Kingsley Burnett, 62, was hoping he would escape the state’s freezing winter and instead enjoy sunny weather and a cruise in Sydney.
However the flight was shorter than he expected and he realized something was wrong when he couldn’t see beaches, the Harbour Bridge or Sydney Opera House.
‘I saw a mountaintop covered in white snow. At that point, I knew I was in trouble,’ Mr Burnett told local TV station KTVQ.
He had booked and caught a flight to the tiny town of Sidney in the US state of Montana – population 6,346 – rather than the Australian city of Sydney, which has a population of 5.3million.

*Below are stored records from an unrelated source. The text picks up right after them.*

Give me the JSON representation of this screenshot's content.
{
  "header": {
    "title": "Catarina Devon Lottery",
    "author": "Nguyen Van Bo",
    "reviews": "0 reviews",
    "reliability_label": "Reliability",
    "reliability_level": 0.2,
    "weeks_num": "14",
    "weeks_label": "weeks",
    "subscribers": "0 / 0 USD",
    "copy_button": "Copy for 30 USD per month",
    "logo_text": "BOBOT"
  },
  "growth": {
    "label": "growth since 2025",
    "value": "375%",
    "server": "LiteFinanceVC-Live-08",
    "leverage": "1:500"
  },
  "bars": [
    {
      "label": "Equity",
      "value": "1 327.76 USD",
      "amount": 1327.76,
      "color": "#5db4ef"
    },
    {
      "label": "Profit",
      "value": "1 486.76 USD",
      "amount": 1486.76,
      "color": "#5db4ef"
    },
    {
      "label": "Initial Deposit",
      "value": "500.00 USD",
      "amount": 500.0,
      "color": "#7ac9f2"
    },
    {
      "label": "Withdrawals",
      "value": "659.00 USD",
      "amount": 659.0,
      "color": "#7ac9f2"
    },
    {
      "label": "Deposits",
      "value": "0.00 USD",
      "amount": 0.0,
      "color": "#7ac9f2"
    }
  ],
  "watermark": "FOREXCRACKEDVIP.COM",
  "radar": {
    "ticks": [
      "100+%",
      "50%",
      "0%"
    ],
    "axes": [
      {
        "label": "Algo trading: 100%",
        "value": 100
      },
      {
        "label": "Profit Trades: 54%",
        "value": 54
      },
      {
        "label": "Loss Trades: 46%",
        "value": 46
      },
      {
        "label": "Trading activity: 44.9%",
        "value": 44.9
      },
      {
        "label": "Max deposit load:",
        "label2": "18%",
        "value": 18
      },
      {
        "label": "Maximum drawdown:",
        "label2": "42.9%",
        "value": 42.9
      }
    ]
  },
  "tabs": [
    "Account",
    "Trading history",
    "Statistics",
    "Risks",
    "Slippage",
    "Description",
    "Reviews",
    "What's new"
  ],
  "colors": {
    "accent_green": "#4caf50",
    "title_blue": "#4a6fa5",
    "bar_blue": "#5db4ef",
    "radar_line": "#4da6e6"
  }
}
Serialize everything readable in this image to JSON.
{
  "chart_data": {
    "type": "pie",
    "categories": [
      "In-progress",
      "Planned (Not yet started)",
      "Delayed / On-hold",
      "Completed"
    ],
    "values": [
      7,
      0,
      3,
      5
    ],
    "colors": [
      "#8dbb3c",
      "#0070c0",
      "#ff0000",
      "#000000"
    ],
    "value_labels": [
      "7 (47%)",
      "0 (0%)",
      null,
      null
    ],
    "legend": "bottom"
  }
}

A New Yorker set off for a dream trip Down Under – only to realize he had booked a ticket for Sidney, Montana instead of Sydney, Australia
Kingsley Burnett (left), 62, was hoping he would escape the state’s freezing winter and instead enjoy sunny weather and a cruise in Sydney (pictured with Carol from American Airlines)

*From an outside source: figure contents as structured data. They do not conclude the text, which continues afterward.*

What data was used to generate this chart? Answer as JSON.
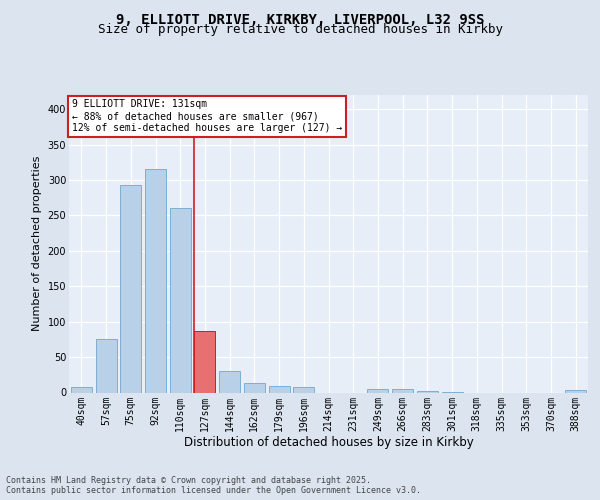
{
  "title1": "9, ELLIOTT DRIVE, KIRKBY, LIVERPOOL, L32 9SS",
  "title2": "Size of property relative to detached houses in Kirkby",
  "xlabel": "Distribution of detached houses by size in Kirkby",
  "ylabel": "Number of detached properties",
  "categories": [
    "40sqm",
    "57sqm",
    "75sqm",
    "92sqm",
    "110sqm",
    "127sqm",
    "144sqm",
    "162sqm",
    "179sqm",
    "196sqm",
    "214sqm",
    "231sqm",
    "249sqm",
    "266sqm",
    "283sqm",
    "301sqm",
    "318sqm",
    "335sqm",
    "353sqm",
    "370sqm",
    "388sqm"
  ],
  "values": [
    8,
    75,
    293,
    315,
    260,
    87,
    30,
    14,
    9,
    8,
    0,
    0,
    5,
    5,
    2,
    1,
    0,
    0,
    0,
    0,
    3
  ],
  "bar_color": "#b8d0e8",
  "bar_edge_color": "#7aafd4",
  "highlight_bar_index": 5,
  "highlight_bar_color": "#e87070",
  "highlight_bar_edge_color": "#cc2020",
  "vline_color": "#cc2020",
  "annotation_text": "9 ELLIOTT DRIVE: 131sqm\n← 88% of detached houses are smaller (967)\n12% of semi-detached houses are larger (127) →",
  "annotation_box_facecolor": "#ffffff",
  "annotation_box_edgecolor": "#cc2020",
  "footer": "Contains HM Land Registry data © Crown copyright and database right 2025.\nContains public sector information licensed under the Open Government Licence v3.0.",
  "ylim": [
    0,
    420
  ],
  "yticks": [
    0,
    50,
    100,
    150,
    200,
    250,
    300,
    350,
    400
  ],
  "bg_color": "#dce4f0",
  "plot_bg_color": "#e8eef8",
  "grid_color": "#ffffff",
  "title1_fontsize": 10,
  "title2_fontsize": 9,
  "tick_fontsize": 7,
  "ylabel_fontsize": 8,
  "xlabel_fontsize": 8.5,
  "annotation_fontsize": 7,
  "footer_fontsize": 6
}
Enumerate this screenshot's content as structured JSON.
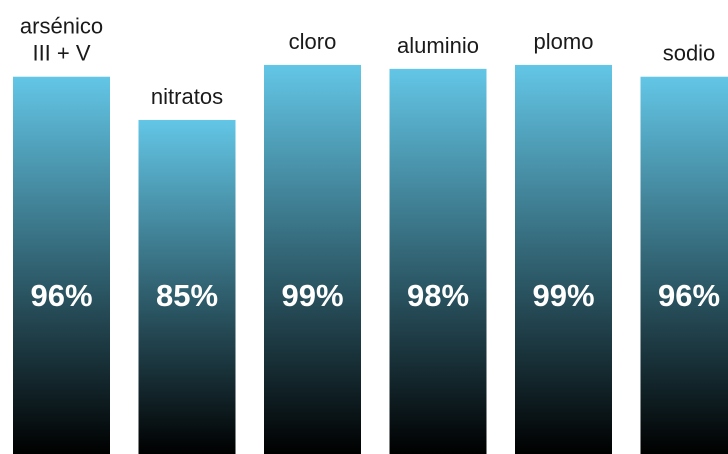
{
  "chart_data": {
    "type": "bar",
    "categories": [
      [
        "arsénico",
        "III + V"
      ],
      [
        "nitratos"
      ],
      [
        "cloro"
      ],
      [
        "aluminio"
      ],
      [
        "plomo"
      ],
      [
        "sodio"
      ]
    ],
    "values": [
      96,
      85,
      99,
      98,
      99,
      96
    ],
    "value_labels": [
      "96%",
      "85%",
      "99%",
      "98%",
      "99%",
      "96%"
    ],
    "ylim": [
      0,
      100
    ],
    "title": "",
    "xlabel": "",
    "ylabel": "",
    "grid": false,
    "legend": "none",
    "colors": {
      "bar_top": "#63c6e6",
      "bar_bottom": "#000000",
      "text": "#1a1a1a",
      "value_text": "#ffffff"
    }
  }
}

Burnett arrived to gloomy weather in Sidney (pictured during a rain storm on a summer day)
Flights to Sidney, Montana from New York still require a connection and can take between nine and 25 hours – which helps to explain how Mr Burnett didn’t realise the mistake until he arrived.
Instead of travelling almost 10,000 miles to his dream vacation, Mr Burnett had only made a 1,800 mile trip to another US state.
He added that he hadn’t noticed the price difference – which typically cost $500 to Sidney but $2,000 to Sydney – as he was travelling on a tight budget and thought he had landed a bargain ticket to the other side of the world.
‘It’s a matter of acronyms. The S-Y-D as opposed to S-D-Y. Somebody has to fix that,’ Mr Burnett said.
He was referring to the codes used by the respective airports that led to the error which saw him land in Billings, Montana to board a connecting flight to Sidney.
Mr Burnett had expected to step off the plane into the Australian heat – which has winter highs of 26C – but was instead faced with tepid Montana weather of around 2C.
The holidaymaker added that he should have focused on making sure his final destination was correct, rather than on the best value method of travel.
He stayed in a Boothill Inn while he waited for a flight home, where the manager Shelli Mann said the Sidney/Sydney mix-up had happened before.
Mr Burnett had hoped to travel to Sydney for the trip of a lifetime (pictured, file image)
Sydney, Australia is famed for its beaches and beauty. Sidney, Montana (pictured) is famed for its wheat fields and oil wells
‘This is the second time we’ve had a guest that was trying to get to Sydney, Australia,’ she said.
Mr Burnett was very grateful to Carol Castellano of American Airlines who helped him get a flight back to New York.
‘Montana didn’t have kangaroos. It had Carol. And that was good enough for me,’ he said.
He has now rescheduled his once-in-a-lifetime trip for June – where he will hopefully meet with more success.
Kingsley Burnett (pictured), thought he was getting a flight to Sydney, Australia. Instead, he was headed for Sidney, Montana
There is also a Sydney – spelt the same way as its more famous namesake – in Nova Scotia, Canada.
In March, 2017 Dutch teenager Milan Schipper ended up on the east coast of Canada rather than the east coast of Australia.
When he was booking the flight, the then 18-year-old found one ticket that was almost $300 cheaper than the rest.
‘So I thought, “Well, let’s book that one,”‘ he told the Canadian Broadcasting Corporation at the time.
He first realised something was wrong when he landed in Toronto for a stopover and saw the Air Canada plane that would take him to Sydney.
‘The plane was really small and so I figured, would that make it to Australia?’ he said.
He boarded anyway, then he saw the map on the screen on the seat in front of him.
‘I saw the flight plan was going to go right, not left. It was about the time that I realised there was another Sydney,’ he said.
Mr Schipper was far from alone. An American woman on the same flight as him had made the same error, he said.
In 2002, two British teenagers ended up in Sydney, Nova Scotia while trying to get to Australia, as did an Argentinian tourist in 2008, a Dutch man and his grandson in 2009 and an Italian couple in 2010.
There is also a Sydney Parade in Dublin, Ireland. It has a cricket ground and a train station, but no airport, so there have been no reported attempts of people mixing it up with Sydney, Australia, Sydney, Canada or Sidney, America.